Control of this agricultural city of about 220,000, with brown mudbrick houses resting on a saddle between two low mountains, is critical to securing northern Iraq, where al-Qaida in Iraq and other Sunni extremist groups remain active.
Violence swept the town in 2004 and 2005, sending most of its residents fleeing to nearby villages.
In September 2005, however, 5,000 Iraqi troops backed by a 3,500-strong U.S. armored force drove insurgents from Tal Afar. President Bush cited the operation as an example that gave him "confidence in our strategy."
But the recent bombings have taken place at a time when U.S. commanders have cut the number of American troops patrolling Tal Afar down to a platoon, usually about 30 people. U.S. soldiers no longer man combat outposts in the city.
Iraq's government has also moved out a battalion of its own troops to secure Mosul, where Iraqi forces launched an operation last May to wrest control from al-Qaida.
The Tal Afar mayor complained that the government transferred experienced officers to Mosul without consulting civilian authorities here. Their replacements were unfamiliar with the city, he said.

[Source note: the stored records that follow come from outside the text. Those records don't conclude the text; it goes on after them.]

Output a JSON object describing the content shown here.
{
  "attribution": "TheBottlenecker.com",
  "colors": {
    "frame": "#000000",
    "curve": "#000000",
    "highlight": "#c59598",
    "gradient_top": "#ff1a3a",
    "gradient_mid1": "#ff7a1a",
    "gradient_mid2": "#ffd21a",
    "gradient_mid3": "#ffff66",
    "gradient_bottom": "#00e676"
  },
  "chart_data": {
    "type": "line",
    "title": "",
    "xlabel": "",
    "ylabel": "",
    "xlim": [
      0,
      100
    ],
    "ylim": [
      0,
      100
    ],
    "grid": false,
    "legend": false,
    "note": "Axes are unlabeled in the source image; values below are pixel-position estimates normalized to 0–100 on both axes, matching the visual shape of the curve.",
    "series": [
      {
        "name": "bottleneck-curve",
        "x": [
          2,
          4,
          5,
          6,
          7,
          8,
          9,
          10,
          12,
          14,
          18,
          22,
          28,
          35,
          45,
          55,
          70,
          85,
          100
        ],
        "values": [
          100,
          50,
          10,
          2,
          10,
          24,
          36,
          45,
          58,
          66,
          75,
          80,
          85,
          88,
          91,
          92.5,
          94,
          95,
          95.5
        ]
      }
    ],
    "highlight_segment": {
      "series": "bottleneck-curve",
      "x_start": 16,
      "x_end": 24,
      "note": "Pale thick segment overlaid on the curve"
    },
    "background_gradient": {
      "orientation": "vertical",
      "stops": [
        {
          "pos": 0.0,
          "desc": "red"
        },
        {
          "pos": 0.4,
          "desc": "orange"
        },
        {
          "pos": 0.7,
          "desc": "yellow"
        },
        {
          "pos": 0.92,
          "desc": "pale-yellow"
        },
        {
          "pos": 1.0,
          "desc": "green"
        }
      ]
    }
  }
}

Soldiers to be replaced with police
American strategy calls for removing U.S. and Iraqi soldiers from Iraq's cities once they have been secured and replacing them with Iraqi police — long considered the weakest of the security services.
"Frankly, we don't trust the (Iraqi police) one hundred percent," said an officer of the Iraqi army's 3rd Division, who gave his name only as Maj. Mowfaq. "When the (Aug. 8) bomb went off in Tal Afar, the police joined with the civilians to attack Sunnis. When we didn't join the fight, they called us terrorists."
The U.S. military task force that controls northern Iraq has about 24,000 troops responsible for a religiously and ethnically diverse region about the size of the state of Georgia.
Relying on Iraqi security forces — including the police — to secure an area long-term is key to the American strategy.
"As the Iraqi units stood up over the past 18 months, they took over our bases," said Maj. John Blankenhorn of the 3rd Armored Cavalry Regiment "We confirmed that they could operate in company and battalion strength."
Blankenhorn believes the suicide bombings are a strategy of last resort by militants who have been severely weakened since the 2005 fighting. The focus now is on tamping down ethnic and sectarian hatred to prevent revenge attacks.
"Security forces want to focus on the true fight right now, but they are forced into a two-front war to stop reprisals in the population," he said.